#1 [Paleariza]
Foi nas páginas do il manifesto que encontrei uma reportagem sobre um festival de folk grecânico que se realiza, anualmente, na Calábria profunda. Paleariza, nome rugoso, de difícil pronuncia.
Foi um caso de amor à primeira vista, uma fezada, uma certeza imediata - e é tão ter certezas de quando em vez... Depois de ler sobre a (épica) história desta iniciativa cultural, criado durante a década de noventa por um amante da tradição grecânica, tratei de pedir apoio a Lisboa: era preciso uma investigação na rede, para saber se ainda seria possivel colocar a música e a tradição calabresas no mapa da viagem.
A ideia estava lançada, o mais difícil foi mesmo vende-la à minha companheira de estrada, mas a minha exaltação com o acontecimento acabou por contagiá-la.
O festival é composto por concertos, palestras, passeios pedestres e outras actividades, que funcionam de forma descentralizada nas 7 comunas da zona sul da Calábria, prolongando-se por 21 dias. O nosso objectivo era o último concerto marcado no programa, a ter lugar em  Bova superiore, uma pequena aldeia que, mero acaso, até vinha assinalada no meu mapa.
Partindo de Pompeia de manhãzinha, apanhámos um comboio descendente que vinha cheio até mais não. Encaixados no corredor, entre as mochilas, fomos dando uso ao tempo com historietas e deslumbramentos com a paisagem... na costa oeste a linha ferroviária está entalada entre o azul do mar e as suas compridas praias, e as montanhas que se encavalitam, umas nas outras, até perder de vista. Em Paola a geografia faz a curva, passamos a cavalgar pelo peito do pé, vendo, como pano de fundo, a miragem Siciliana a crescer.
Uma pausa para retemperar forças em Régio Calábria e eis que nos surge uma alternativa bastante forte ao folk: o campeonato nacional de braço de ferro, a realizar na mesma noite naquela cidade...
De comboio até Bova Marina, estação perdida na sola da bota. Aqui, tentámos descobrir como chegar oa destino final, a 12 kms de distância. Quando perguntávamos como chegar ao sitio, as pessoas olhavam-nos como quem diz... estes devem ter fugido de um manicómio qualquer!
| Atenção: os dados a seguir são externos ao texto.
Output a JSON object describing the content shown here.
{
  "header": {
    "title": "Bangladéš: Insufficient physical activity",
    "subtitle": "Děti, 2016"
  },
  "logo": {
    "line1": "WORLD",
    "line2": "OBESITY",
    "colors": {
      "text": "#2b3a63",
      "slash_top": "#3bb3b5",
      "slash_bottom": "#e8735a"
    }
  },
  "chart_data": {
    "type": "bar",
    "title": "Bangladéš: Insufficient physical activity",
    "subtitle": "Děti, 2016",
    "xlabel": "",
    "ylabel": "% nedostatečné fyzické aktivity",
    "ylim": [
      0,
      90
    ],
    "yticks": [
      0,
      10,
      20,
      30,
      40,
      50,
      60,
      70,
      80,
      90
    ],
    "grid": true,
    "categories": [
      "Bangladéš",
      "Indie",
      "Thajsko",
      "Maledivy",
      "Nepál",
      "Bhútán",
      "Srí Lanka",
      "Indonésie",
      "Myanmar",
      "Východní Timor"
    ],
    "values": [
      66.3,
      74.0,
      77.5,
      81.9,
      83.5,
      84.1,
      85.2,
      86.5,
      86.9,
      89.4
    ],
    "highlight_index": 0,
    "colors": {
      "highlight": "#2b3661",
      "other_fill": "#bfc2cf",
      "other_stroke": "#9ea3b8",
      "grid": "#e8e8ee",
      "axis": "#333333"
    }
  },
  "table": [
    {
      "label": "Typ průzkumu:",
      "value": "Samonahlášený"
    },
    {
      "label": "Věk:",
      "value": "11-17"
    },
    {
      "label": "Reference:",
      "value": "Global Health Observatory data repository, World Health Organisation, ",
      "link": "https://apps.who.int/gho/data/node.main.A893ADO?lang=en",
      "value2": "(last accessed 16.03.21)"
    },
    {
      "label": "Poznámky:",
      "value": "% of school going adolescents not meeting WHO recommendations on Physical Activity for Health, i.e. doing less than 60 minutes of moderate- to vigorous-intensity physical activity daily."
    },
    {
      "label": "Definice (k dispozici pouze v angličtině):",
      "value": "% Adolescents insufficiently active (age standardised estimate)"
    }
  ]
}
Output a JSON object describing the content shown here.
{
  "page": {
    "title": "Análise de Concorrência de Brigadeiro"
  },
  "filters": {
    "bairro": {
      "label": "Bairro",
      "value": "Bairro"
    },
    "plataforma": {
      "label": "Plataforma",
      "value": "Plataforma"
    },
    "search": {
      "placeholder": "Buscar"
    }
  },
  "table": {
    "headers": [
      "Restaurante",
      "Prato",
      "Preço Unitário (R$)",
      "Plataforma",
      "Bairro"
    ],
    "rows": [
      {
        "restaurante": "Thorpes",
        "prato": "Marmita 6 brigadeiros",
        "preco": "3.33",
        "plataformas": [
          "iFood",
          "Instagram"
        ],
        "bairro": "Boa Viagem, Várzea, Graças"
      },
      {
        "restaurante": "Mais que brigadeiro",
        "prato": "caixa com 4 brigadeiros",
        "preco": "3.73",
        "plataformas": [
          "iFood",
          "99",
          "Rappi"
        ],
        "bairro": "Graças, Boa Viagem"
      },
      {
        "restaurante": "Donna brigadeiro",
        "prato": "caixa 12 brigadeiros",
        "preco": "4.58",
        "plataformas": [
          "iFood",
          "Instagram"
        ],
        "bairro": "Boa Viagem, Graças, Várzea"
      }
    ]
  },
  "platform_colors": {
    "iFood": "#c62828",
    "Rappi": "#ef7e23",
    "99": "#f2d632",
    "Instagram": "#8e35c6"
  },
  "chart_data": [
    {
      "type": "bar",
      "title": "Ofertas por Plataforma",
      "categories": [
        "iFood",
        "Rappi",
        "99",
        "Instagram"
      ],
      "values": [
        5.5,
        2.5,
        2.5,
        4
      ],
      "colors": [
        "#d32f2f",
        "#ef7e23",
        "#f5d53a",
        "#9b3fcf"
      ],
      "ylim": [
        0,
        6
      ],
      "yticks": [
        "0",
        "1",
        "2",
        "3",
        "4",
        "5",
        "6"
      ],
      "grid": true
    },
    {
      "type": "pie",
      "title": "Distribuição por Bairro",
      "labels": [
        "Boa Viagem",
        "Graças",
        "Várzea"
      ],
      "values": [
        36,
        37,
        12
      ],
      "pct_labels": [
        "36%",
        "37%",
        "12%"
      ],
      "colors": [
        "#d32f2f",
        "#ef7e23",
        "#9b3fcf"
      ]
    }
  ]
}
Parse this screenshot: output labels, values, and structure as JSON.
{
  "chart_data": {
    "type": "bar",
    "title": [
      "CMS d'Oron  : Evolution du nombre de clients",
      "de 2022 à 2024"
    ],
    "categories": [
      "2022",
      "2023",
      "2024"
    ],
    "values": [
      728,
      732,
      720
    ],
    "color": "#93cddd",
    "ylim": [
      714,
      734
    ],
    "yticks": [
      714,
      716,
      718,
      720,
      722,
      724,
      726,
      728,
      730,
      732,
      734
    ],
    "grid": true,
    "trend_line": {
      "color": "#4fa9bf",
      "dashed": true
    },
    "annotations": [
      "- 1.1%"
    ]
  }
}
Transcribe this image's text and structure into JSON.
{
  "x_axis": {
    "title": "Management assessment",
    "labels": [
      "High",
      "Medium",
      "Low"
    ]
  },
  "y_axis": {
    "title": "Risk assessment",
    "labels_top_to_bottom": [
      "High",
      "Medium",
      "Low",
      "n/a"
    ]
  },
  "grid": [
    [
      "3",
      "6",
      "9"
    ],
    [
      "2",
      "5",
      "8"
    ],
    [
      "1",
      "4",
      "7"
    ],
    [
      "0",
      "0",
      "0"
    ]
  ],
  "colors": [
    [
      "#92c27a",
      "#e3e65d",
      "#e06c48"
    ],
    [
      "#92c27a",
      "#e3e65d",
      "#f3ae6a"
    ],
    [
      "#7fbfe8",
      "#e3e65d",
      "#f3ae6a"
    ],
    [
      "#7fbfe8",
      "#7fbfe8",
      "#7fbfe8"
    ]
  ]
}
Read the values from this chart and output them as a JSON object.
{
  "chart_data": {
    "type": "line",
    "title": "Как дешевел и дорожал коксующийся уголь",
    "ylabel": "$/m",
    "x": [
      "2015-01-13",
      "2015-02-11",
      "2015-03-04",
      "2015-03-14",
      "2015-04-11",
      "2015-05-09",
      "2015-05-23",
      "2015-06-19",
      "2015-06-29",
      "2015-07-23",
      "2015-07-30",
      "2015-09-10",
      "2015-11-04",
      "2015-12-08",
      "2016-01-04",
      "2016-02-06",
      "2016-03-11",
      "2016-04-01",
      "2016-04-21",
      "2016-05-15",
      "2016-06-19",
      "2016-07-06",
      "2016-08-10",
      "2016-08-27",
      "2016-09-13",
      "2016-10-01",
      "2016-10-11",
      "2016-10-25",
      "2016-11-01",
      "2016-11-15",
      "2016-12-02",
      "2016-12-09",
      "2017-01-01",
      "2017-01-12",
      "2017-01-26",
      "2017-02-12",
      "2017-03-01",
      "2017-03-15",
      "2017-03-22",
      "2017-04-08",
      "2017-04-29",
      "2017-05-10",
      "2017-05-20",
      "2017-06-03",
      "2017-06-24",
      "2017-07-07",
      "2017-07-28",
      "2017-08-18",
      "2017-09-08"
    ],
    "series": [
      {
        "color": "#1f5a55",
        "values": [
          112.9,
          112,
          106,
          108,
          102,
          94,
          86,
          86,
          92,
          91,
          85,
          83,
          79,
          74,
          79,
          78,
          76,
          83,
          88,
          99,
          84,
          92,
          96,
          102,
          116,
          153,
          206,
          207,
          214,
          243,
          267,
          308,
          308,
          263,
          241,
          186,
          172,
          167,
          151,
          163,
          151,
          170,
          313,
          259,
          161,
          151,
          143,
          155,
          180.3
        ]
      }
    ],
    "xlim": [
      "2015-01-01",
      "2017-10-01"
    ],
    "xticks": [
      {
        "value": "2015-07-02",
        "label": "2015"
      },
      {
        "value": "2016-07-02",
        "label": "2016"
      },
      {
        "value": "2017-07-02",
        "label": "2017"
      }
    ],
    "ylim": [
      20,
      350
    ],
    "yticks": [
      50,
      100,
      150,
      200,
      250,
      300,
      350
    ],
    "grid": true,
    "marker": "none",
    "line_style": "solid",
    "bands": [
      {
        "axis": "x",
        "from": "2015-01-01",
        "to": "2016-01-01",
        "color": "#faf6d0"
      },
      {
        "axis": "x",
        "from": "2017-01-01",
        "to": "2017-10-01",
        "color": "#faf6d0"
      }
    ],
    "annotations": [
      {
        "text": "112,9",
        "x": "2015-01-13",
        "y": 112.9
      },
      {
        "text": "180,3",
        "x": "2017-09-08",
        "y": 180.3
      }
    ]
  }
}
Só teriamos autocarro na manhã seguinte. Seria tarde demais, era preciso fazer alguma coisa.
Nisto aparece um velho que, depois de conhecer a nossa ideia, decide empenhar-se em dar-nos uma ajudinha... mal sabiamos nós!!
Levou-nos para a estrada que, supostamente, era a única que ia para Bova. Tentou arranjar boleia junto dos amigos, mas o máximo que conseguiu foi umas ofertas de táxi a preços proibitivos... Esticámos o dedo. O trânsito era pouco. A certa altura o nosso amigo lembrou-se que afinal havia outra estrada para Bova, a um km dali, e qeu, por ser nova e moderna, era muito mais movimentada... foi nessa altura que se lembrou também que tinha de ir embora, deixando-nos ali à seca. Ricos amigos...
A nossa sorte foi ter aparecido um tipo que, não indo para Bova, decidiu levar-nos à estrada certa. Chegando ali, e por não ter nada para fazer, acabou por nos levar ao destino final.
Montanha acima, estrada de curvas largas, iamos deitando o olho ao mar, que se mostrava entre figueiras e figueiras da india (com os seus bastardini a abrir-me o apetite), oliveiras e plantações de citrinos.
A C. não parava de celebrar a grandiosidade e beleza de tudo, fazendo uso de um italiano macarrónico que vinha a compondo nesses dias. Eu limitava-me a disfrutar a sensação de sentir nascer em mim aquele sorriso, aquele sentimento de ser pequeno face a tudo, aquela vontade de ver, de correr as estradas e saber a cor de todas as horas do dia naquele lugar.
O nosso acompanhante só perguntava... "quem terá sido o cretino vos levou para a outra estrada?"... palavras para quê?
Ao virar de uma curva, nova surpresa: encavalitada no cimo de um monte, Bova superiore reinava na montanha. A minha fezada começava a ganhar corpo!
Nos próximos capitulos falar-se-á de um castelo normando, de uma noite  estrelada e silenciosa, de um concerto cheio de cor e linguas estranhas, e das revelações de um domingo solarengo em que se tricotaram costumes.